Я знал, что он попытается взглянуть на нее, и, по всей вероятности, просто ворвется в комнату, но делать было нечего.

Шаги достигли четвертого этажа. Но дверь не открылась. Мне стало не по себе.

«Убери эту жирную задницу отсюда!» — крикнула она из-за двери. Не очень громко, своим обычным невозмутимым тоном.

«Я поднимусь на верхнюю площадку, — сказала она. — И если этот хрен толстобрюхий сейчас же не выметется на улицу, то пусть плюет в свое вшивое пиво — от меня он ни единого снимка больше не получит!»

Папа Мунш вышел из лаборатории. Он был абсолютно белым. Он даже не взглянул на меня, выходя из студии. И больше никогда не смотрел на ее фото в моем присутствии.

Это что касается Папы Мунша. А теперь я расскажу о себе. Долго я ходил вокруг да около этой темы, намекал, мялся и, наконец, сделал попытку.

Она сняла мою руку со своей, будто это была мокрая тряпка.

«Нет, малыш, — сказала она. — Сейчас рабочее время».

«Да, но после…», — настаивал я.

«Я своим правилам не изменяю». И в дополнение — пятая, по моим подсчетам, улыбка.

В это трудно поверить, но она ни на дюйм не отступала от своих сумасшедших правил. Я не мог пристать к ней в студии, так как наша работа была слишком важной, ей она нравилась, и, значит, ничто не должно было нам мешать. Но в другом месте я не мог ее видеть, потому что после первой же попытки я мог бы ее навсегда лишиться, — а это, при том, что деньги сыпались со всех сторон, и при том, что мои таланты не имели к этому ни малейшего отношения. Конечно, я не был бы мужчиной, если бы не предпринял еще нескольких попыток. Жест с мокрой тряпкой повторялся снова, но улыбок после этого я уже не получал.
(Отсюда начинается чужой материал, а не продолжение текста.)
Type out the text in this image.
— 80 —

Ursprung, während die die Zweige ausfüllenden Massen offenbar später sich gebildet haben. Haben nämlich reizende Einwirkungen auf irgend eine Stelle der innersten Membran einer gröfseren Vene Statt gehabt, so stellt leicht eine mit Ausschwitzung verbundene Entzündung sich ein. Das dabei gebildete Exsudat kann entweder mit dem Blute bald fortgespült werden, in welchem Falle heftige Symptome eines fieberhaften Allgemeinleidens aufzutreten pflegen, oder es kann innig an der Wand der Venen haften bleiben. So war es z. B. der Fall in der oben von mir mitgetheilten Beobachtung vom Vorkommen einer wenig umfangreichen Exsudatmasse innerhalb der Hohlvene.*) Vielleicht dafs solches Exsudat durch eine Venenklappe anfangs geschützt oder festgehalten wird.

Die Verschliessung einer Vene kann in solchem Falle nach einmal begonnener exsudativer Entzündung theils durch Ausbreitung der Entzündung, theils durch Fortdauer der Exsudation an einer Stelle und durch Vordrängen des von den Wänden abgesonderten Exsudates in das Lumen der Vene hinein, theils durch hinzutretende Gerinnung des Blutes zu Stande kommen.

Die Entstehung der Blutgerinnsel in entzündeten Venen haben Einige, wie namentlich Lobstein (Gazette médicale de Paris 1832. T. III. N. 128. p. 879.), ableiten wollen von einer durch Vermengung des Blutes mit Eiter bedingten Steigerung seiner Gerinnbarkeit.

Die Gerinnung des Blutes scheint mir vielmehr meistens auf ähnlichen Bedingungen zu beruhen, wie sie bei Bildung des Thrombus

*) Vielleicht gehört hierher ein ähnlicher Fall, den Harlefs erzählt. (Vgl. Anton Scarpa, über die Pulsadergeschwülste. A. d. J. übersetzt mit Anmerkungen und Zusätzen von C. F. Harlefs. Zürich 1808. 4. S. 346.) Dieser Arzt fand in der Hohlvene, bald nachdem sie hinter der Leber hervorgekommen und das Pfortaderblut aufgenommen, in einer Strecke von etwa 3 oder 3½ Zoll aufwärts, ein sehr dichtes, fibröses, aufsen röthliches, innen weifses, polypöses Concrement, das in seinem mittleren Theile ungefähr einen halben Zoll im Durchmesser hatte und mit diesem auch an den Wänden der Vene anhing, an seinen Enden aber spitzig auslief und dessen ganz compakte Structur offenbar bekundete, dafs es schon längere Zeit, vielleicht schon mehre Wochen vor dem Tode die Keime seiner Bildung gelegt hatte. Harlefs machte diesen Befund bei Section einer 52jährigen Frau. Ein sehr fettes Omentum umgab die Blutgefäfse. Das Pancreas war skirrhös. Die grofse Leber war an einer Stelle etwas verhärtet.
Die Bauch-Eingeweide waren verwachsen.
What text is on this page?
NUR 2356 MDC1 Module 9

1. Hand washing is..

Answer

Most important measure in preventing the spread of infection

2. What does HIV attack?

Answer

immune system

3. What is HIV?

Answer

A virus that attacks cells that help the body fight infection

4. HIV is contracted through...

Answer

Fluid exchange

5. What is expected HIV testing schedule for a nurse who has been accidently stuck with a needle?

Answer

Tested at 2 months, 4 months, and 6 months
Я сильно изменился. Я как будто свихнулся, и в голове у меня стало пусто — лишь иногда было такое чувство, что она вот-вот лопнет. И еще я стал с ней без умолку говорить. О себе.

Это было похоже на бесконечный бред, который шел, не пересекаясь с работой. Своей тошноте я уже не придавал значения. Она казалась естественной.

Я ходил по студии и временами экран превращался в моих глазах в добела раскаленный стальной лист, тени порхали как стаи мотыльков, а камера становилась угольно-черным лимузином. Но через секунду все возвращалось на свои места.